EMPLOYEE BENEFITS OF JEFFREY M. GREENE

 

1. Salaried 401(k) Plan

 

    as provided for other salaried employees

 

2. Optional Life and AD&D Insurance

 

    as provided for other salaried employees

 

3. Officer’s Liability Insurance

 

    $5,000,000 coverage, unless cost is excessive

 

4. Medical and Dental

 

    as provided for other salaried employees


EXHIBIT B

FORM OF PROMISSORY NOTE

 

$150,000.00   Date: December 1, 2005

FOR VALUE RECEIVED, Jeffrey M. Greene, an individual resident of the State of South Carolina (the “Borrower”), hereby unconditionally promises to pay to the order of Consolidated Container Company LP (hereafter, together with any holder hereof, called “Holder”) at the offices of the Holder located at 3101 Towercreek Parkway, Suite 300, Atlanta, Georgia 30339, or at such other place as the Holder may designate in writing, in lawful money of the United States of America, and in immediately available funds, the principal sum of one hundred fifty thousand dollars ($150,000.00) together with interest on the principal balance from time to time outstanding hereunder (computed on the basis of a 365-day year and actual number of days elapsed) from the date hereof until paid in full at a per annum rate equal to five percent (5.0%).

The entire principal amount of this Note, together with all accrued and unpaid interest on this Note, shall be due and payable on the earlier of (i) ten days following the sale of Borrower’s home in Spartanburg, South Carolina, or (ii) June 1, 2007.

Interest shall accrue on any amount past due hereunder at a rate equal to three percent (3.0%) per annum in excess of the interest rate otherwise payable hereunder. All such interest shall be due and payable on demand.

The Borrower shall pay all expenses incurred by the Holder in the collection of this Note, including, without limitation, attorneys’ fees and disbursements in the amount of fifteen percent (15%) of the unpaid principal balance and accrued interest if this Note is collected by or through an attorney-at-law.

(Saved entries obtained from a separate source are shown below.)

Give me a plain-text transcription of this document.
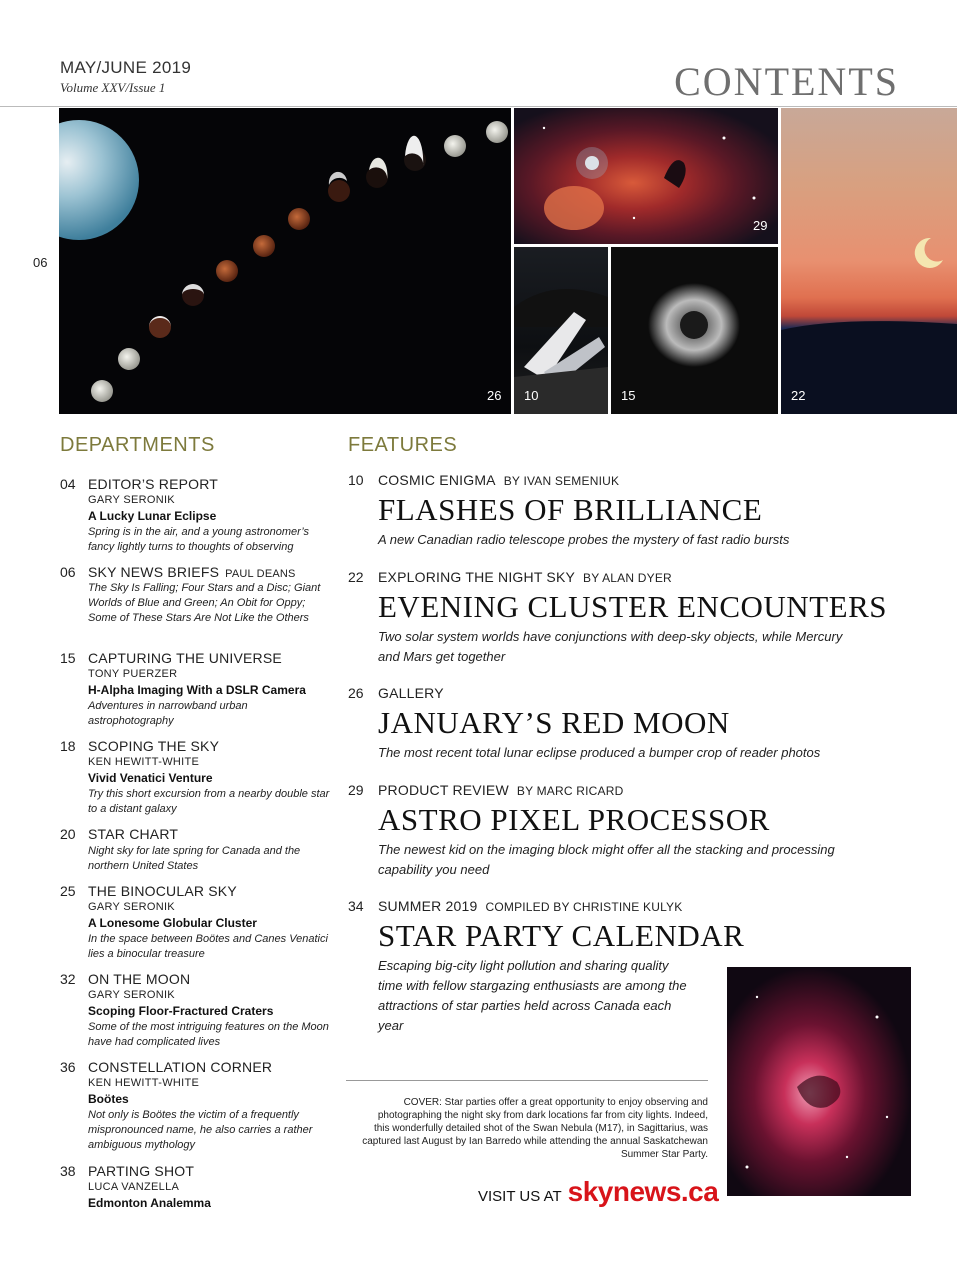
MAY/JUNE 2019
Volume XXV/Issue 1	CONTENTS
06
26
29
22
10	15
DEPARTMENTS
04 EDITOR’S REPORT
GARY SERONIK
A Lucky Lunar Eclipse
Spring is in the air, and a young astronomer’s fancy lightly turns to thoughts of observing
06 SKY NEWS BRIEFS PAUL DEANS
The Sky Is Falling; Four Stars and a Disc; Giant Worlds of Blue and Green; An Obit for Oppy; Some of These Stars Are Not Like the Others
15 CAPTURING THE UNIVERSE
TONY PUERZER
H-Alpha Imaging With a DSLR Camera
Adventures in narrowband urban astrophotography
18 SCOPING THE SKY
KEN HEWITT-WHITE
Vivid Venatici Venture
Try this short excursion from a nearby double star to a distant galaxy
20 STAR CHART
Night sky for late spring for Canada and the northern United States
25 THE BINOCULAR SKY
GARY SERONIK
A Lonesome Globular Cluster
In the space between Boötes and Canes Venatici lies a binocular treasure
32 ON THE MOON
GARY SERONIK
Scoping Floor-Fractured Craters
Some of the most intriguing features on the Moon have had complicated lives
36 CONSTELLATION CORNER
KEN HEWITT-WHITE
Boötes
Not only is Boötes the victim of a frequently mispronounced name, he also carries a rather ambiguous mythology
38 PARTING SHOT
LUCA VANZELLA
Edmonton Analemma
FEATURES
10 COSMIC ENIGMA BY IVAN SEMENIUK
FLASHES OF BRILLIANCE
A new Canadian radio telescope probes the mystery of fast radio bursts
22 EXPLORING THE NIGHT SKY BY ALAN DYER
EVENING CLUSTER ENCOUNTERS
Two solar system worlds have conjunctions with deep-sky objects, while Mercury and Mars get together
26 GALLERY
JANUARY’S RED MOON
The most recent total lunar eclipse produced a bumper crop of reader photos
29 PRODUCT REVIEW BY MARC RICARD
ASTRO PIXEL PROCESSOR
The newest kid on the imaging block might offer all the stacking and processing capability you need
34 SUMMER 2019 COMPILED BY CHRISTINE KULYK
STAR PARTY CALENDAR
Escaping big-city light pollution and sharing quality time with fellow stargazing enthusiasts are among the attractions of star parties held across Canada each year
COVER: Star parties offer a great opportunity to enjoy observing and photographing the night sky from dark locations far from city lights. Indeed, this wonderfully detailed shot of the Swan Nebula (M17), in Sagittarius, was captured last August by Ian Barredo while attending the annual Saskatchewan Summer Star Party.
VISIT US AT skynews.ca
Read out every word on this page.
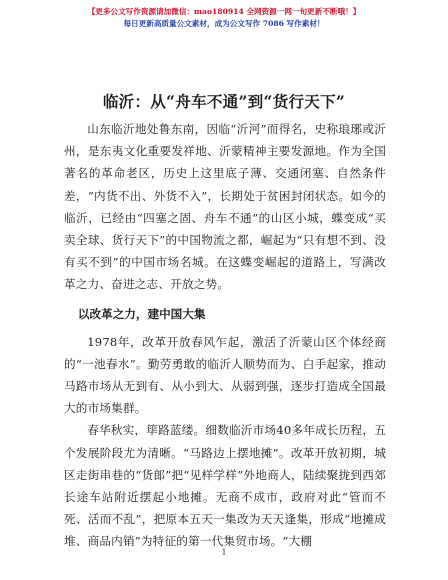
【更多公文写作资源请加微信：mao180914 全网资源一网一旬更新不断哦！】
每日更新高质量公文素材，成为公文写作 7086 写作素材！
临沂：从“舟车不通”到“货行天下”

山东临沂地处鲁东南，因临“沂河”而得名，史称琅琊或沂州，是东夷文化重要发祥地、沂蒙精神主要发源地。作为全国著名的革命老区，历史上这里底子薄、交通闭塞、自然条件差，“内货不出、外货不入”，长期处于贫困封闭状态。如今的临沂，已经由“四塞之固、舟车不通”的山区小城，蝶变成“买卖全球、货行天下”的中国物流之都，崛起为“只有想不到、没有买不到”的中国市场名城。在这蝶变崛起的道路上，写满改革之力、奋进之志、开放之势。

以改革之力，建中国大集

1978年，改革开放春风乍起，激活了沂蒙山区个体经商的“一池春水”。勤劳勇敢的临沂人顺势而为、白手起家，推动马路市场从无到有、从小到大、从弱到强，逐步打造成全国最大的市场集群。

春华秋实，筚路蓝缕。细数临沂市场40多年成长历程，五个发展阶段尤为清晰。“马路边上摆地摊”。改革开放初期，城区走街串巷的“货郎”把“见样学样”外地商人，陆续聚拢到西郊长途车站附近摆起小地摊。无商不成市，政府对此“管而不死、活而不乱”，把原本五天一集改为天天逢集，形成“地摊成堆、商品内销”为特征的第一代集贸市场。“大棚

1
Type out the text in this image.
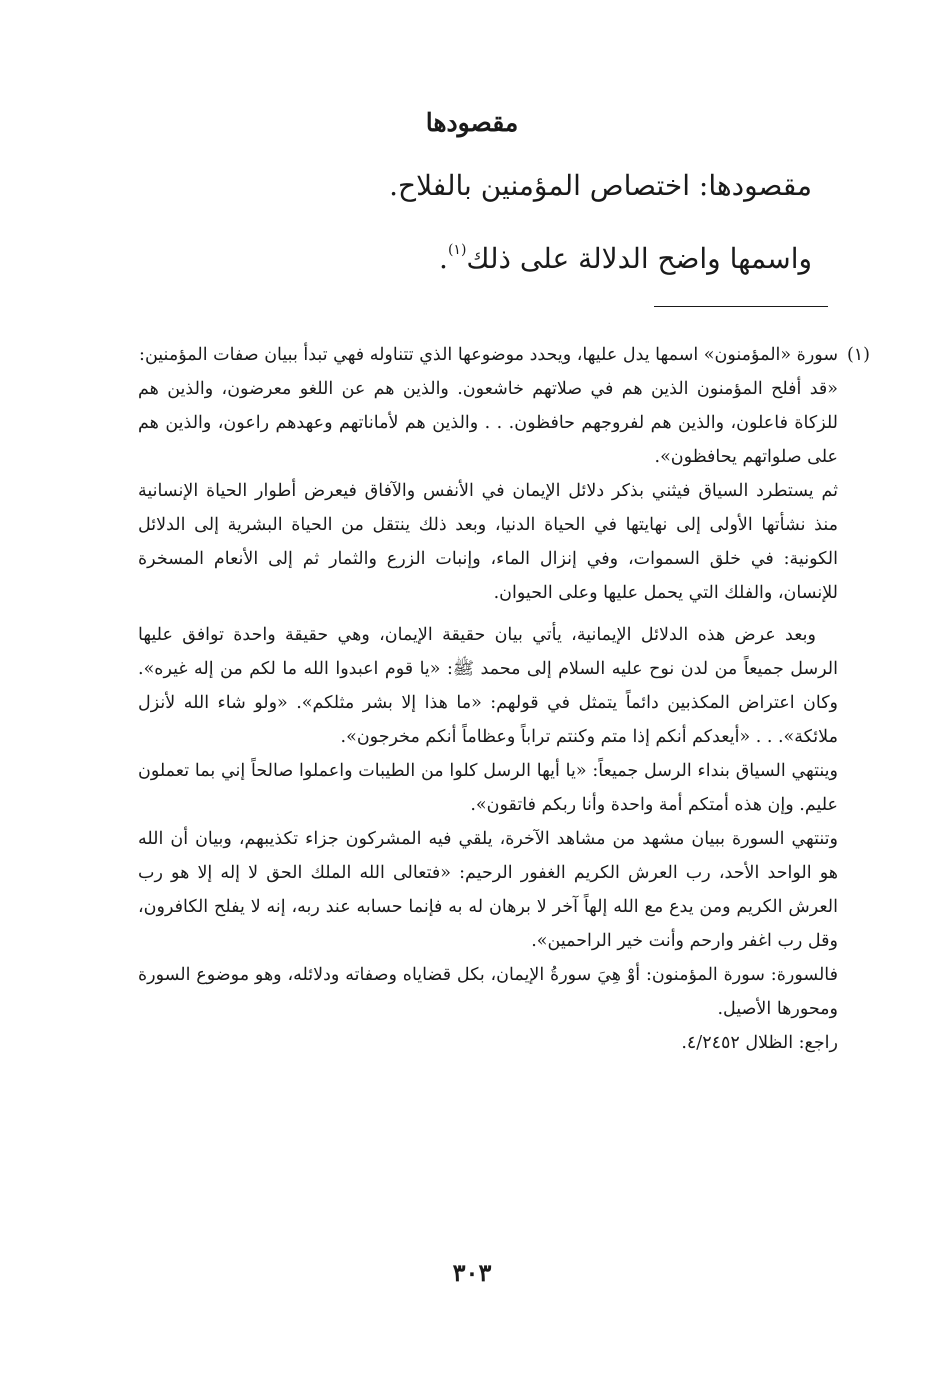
مقصودها
مقصودها: اختصاص المؤمنين بالفلاح.
واسمها واضح الدلالة على ذلك$^{(١)}$.

(١)
سورة «المؤمنون» اسمها يدل عليها، ويحدد موضوعها الذي تتناوله فهي تبدأ ببيان صفات المؤمنين:

«قد أفلح المؤمنون الذين هم في صلاتهم خاشعون. والذين هم عن اللغو معرضون، والذين هم للزكاة فاعلون، والذين هم لفروجهم حافظون. . . والذين هم لأماناتهم وعهدهم راعون، والذين هم على صلواتهم يحافظون».

ثم يستطرد السياق فيثني بذكر دلائل الإيمان في الأنفس والآفاق فيعرض أطوار الحياة الإنسانية منذ نشأتها الأولى إلى نهايتها في الحياة الدنيا، وبعد ذلك ينتقل من الحياة البشرية إلى الدلائل الكونية: في خلق السموات، وفي إنزال الماء، وإنبات الزرع والثمار ثم إلى الأنعام المسخرة للإنسان، والفلك التي يحمل عليها وعلى الحيوان.

وبعد عرض هذه الدلائل الإيمانية، يأتي بيان حقيقة الإيمان، وهي حقيقة واحدة توافق عليها الرسل جميعاً من لدن نوح عليه السلام إلى محمد ﷺ: «يا قوم اعبدوا الله ما لكم من إله غيره». وكان اعتراض المكذبين دائماً يتمثل في قولهم: «ما هذا إلا بشر مثلكم». «ولو شاء الله لأنزل ملائكة». . . «أيعدكم أنكم إذا متم وكنتم تراباً وعظاماً أنكم مخرجون».

وينتهي السياق بنداء الرسل جميعاً: «يا أيها الرسل كلوا من الطيبات واعملوا صالحاً إني بما تعملون عليم. وإن هذه أمتكم أمة واحدة وأنا ربكم فاتقون».

وتنتهي السورة ببيان مشهد من مشاهد الآخرة، يلقي فيه المشركون جزاء تكذيبهم، وبيان أن الله هو الواحد الأحد، رب العرش الكريم الغفور الرحيم: «فتعالى الله الملك الحق لا إله إلا هو رب العرش الكريم ومن يدع مع الله إلهاً آخر لا برهان له به فإنما حسابه عند ربه، إنه لا يفلح الكافرون، وقل رب اغفر وارحم وأنت خير الراحمين».

فالسورة: سورة المؤمنون: أوْ هِيَ سورةُ الإيمان، بكل قضاياه وصفاته ودلائله، وهو موضوع السورة ومحورها الأصيل.

راجع: الظلال ٤/٢٤٥٢.

٣٠٣
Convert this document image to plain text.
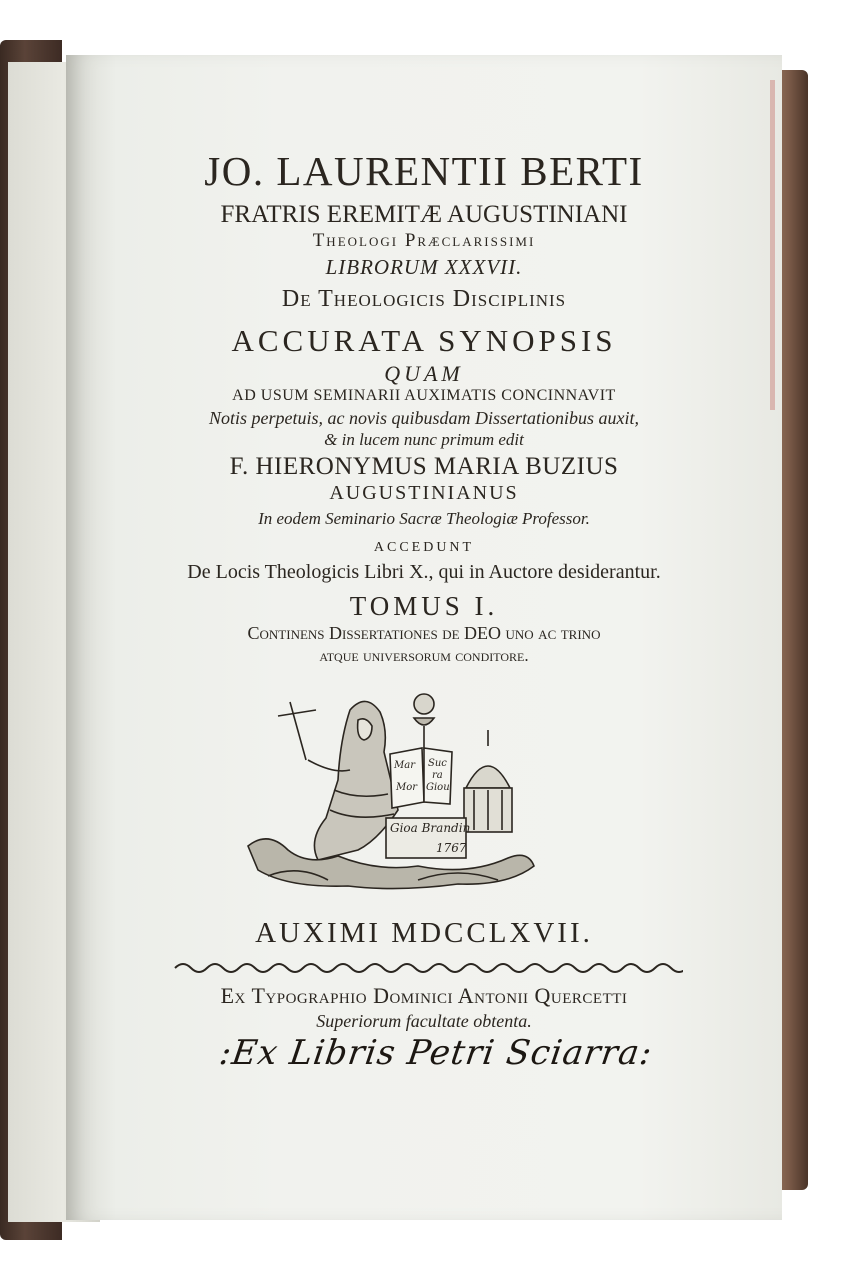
JO. LAURENTII BERTI
FRATRIS EREMITÆ AUGUSTINIANI
Theologi Præclarissimi
LIBRORUM XXXVII.
De Theologicis Disciplinis
ACCURATA SYNOPSIS
QUAM
AD USUM SEMINARII AUXIMATIS CONCINNAVIT
Notis perpetuis, ac novis quibusdam Dissertationibus auxit,
& in lucem nunc primum edit
F. HIERONYMUS MARIA BUZIUS
AUGUSTINIANUS
In eodem Seminario Sacræ Theologiæ Professor.
ACCEDUNT
De Locis Theologicis Libri X., qui in Auctore desiderantur.
TOMUS I.
Continens Dissertationes de DEO uno ac trino
atque universorum conditore.
Mar Suc
ra
Mor Giou
Gioa Brandin
1767
AUXIMI MDCCLXVII.
Ex Typographio Dominici Antonii Quercetti
Superiorum facultate obtenta.
:Ex Libris Petri Sciarra:
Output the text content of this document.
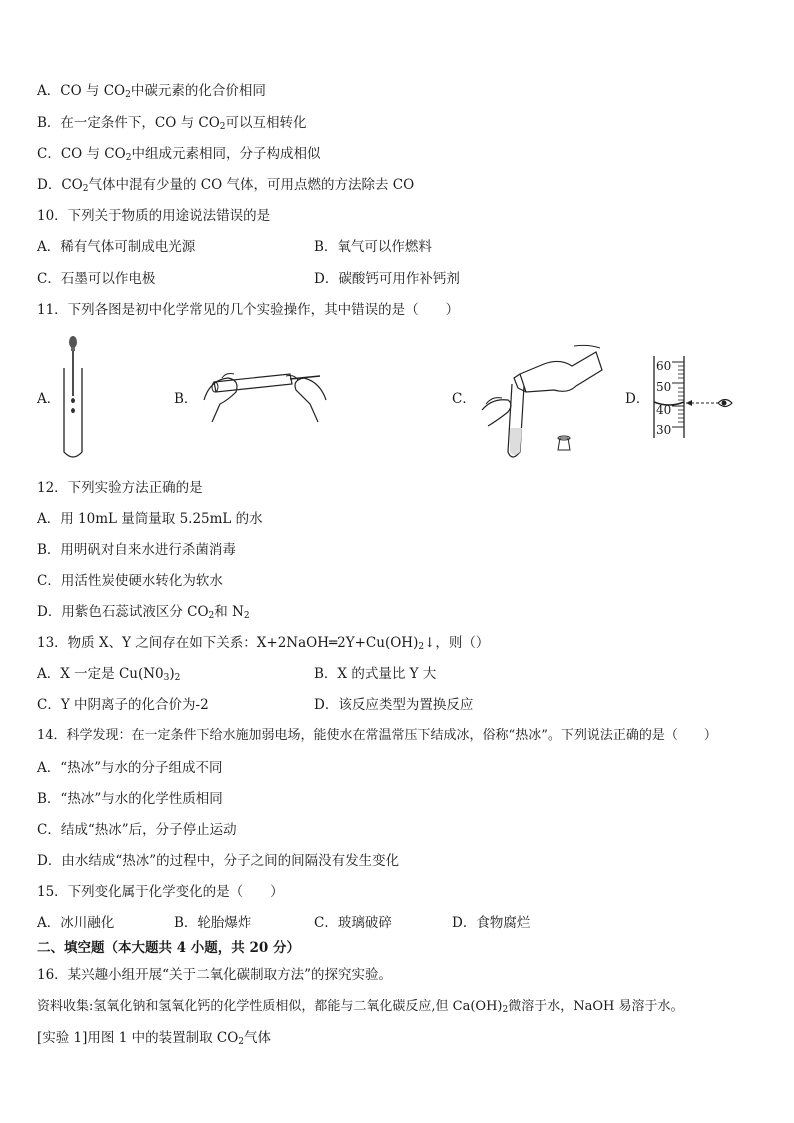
A．CO 与 $CO_2$中碳元素的化合价相同
B．在一定条件下，CO 与 $CO_2$可以互相转化
C．CO 与 $CO_2$中组成元素相同，分子构成相似
D．$CO_2$气体中混有少量的 CO 气体，可用点燃的方法除去 CO
10．下列关于物质的用途说法错误的是
A．稀有气体可制成电光源	B．氧气可以作燃料
C．石墨可以作电极	D．碳酸钙可用作补钙剂
11．下列各图是初中化学常见的几个实验操作，其中错误的是（　　）
A．	B．	C．	D．
60
50
40
30
12．下列实验方法正确的是
A．用 10mL 量筒量取 5.25mL 的水
B．用明矾对自来水进行杀菌消毒
C．用活性炭使硬水转化为软水
D．用紫色石蕊试液区分 $CO_2$和 $N_2$
13．物质 X、Y 之间存在如下关系：$X+2NaOH═2Y+Cu(OH)_2↓$，则（）
A．X 一定是 $Cu(N0_3)_2$	B．X 的式量比 Y 大
C．Y 中阴离子的化合价为-2	D．该反应类型为置换反应
14．科学发现：在一定条件下给水施加弱电场，能使水在常温常压下结成冰，俗称“热冰”。下列说法正确的是（　　）
A．“热冰”与水的分子组成不同
B．“热冰”与水的化学性质相同
C．结成“热冰”后，分子停止运动
D．由水结成“热冰”的过程中，分子之间的间隔没有发生变化
15．下列变化属于化学变化的是（　　）
A．冰川融化	B．轮胎爆炸	C．玻璃破碎	D．食物腐烂
二、填空题（本大题共 4 小题，共 20 分）
16．某兴趣小组开展“关于二氧化碳制取方法”的探究实验。
资料收集:氢氧化钠和氢氧化钙的化学性质相似，都能与二氧化碳反应,但 $Ca(OH)_2$微溶于水，NaOH 易溶于水。
[实验 1]用图 1 中的装置制取 $CO_2$气体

Time is of the essence of this Note.

No delay or failure on the part of the Holder in the exercise of any right or remedy shall operate as a waiver thereof, and no single or partial exercise by the Holder of any right or remedy shall preclude other or further exercise thereof or the exercise of any other right or remedy.

All amendments to this Note, and any waiver or consent of the Holder, must be in writing and signed by the Holder and the Borrower.

The Borrower hereby waives presentment, demand, notice of dishonor, protests and all other notices whatever.

THIS NOTE SHALL BE GOVERNED BY AND CONSTRUED IN ACCORDANCE WITH THE LAWS OF THE STATE OF GEORGIA.

IN WITNESS WHEREOF, the Borrower has executed and delivered this Promissory Note as of the date and year first written above.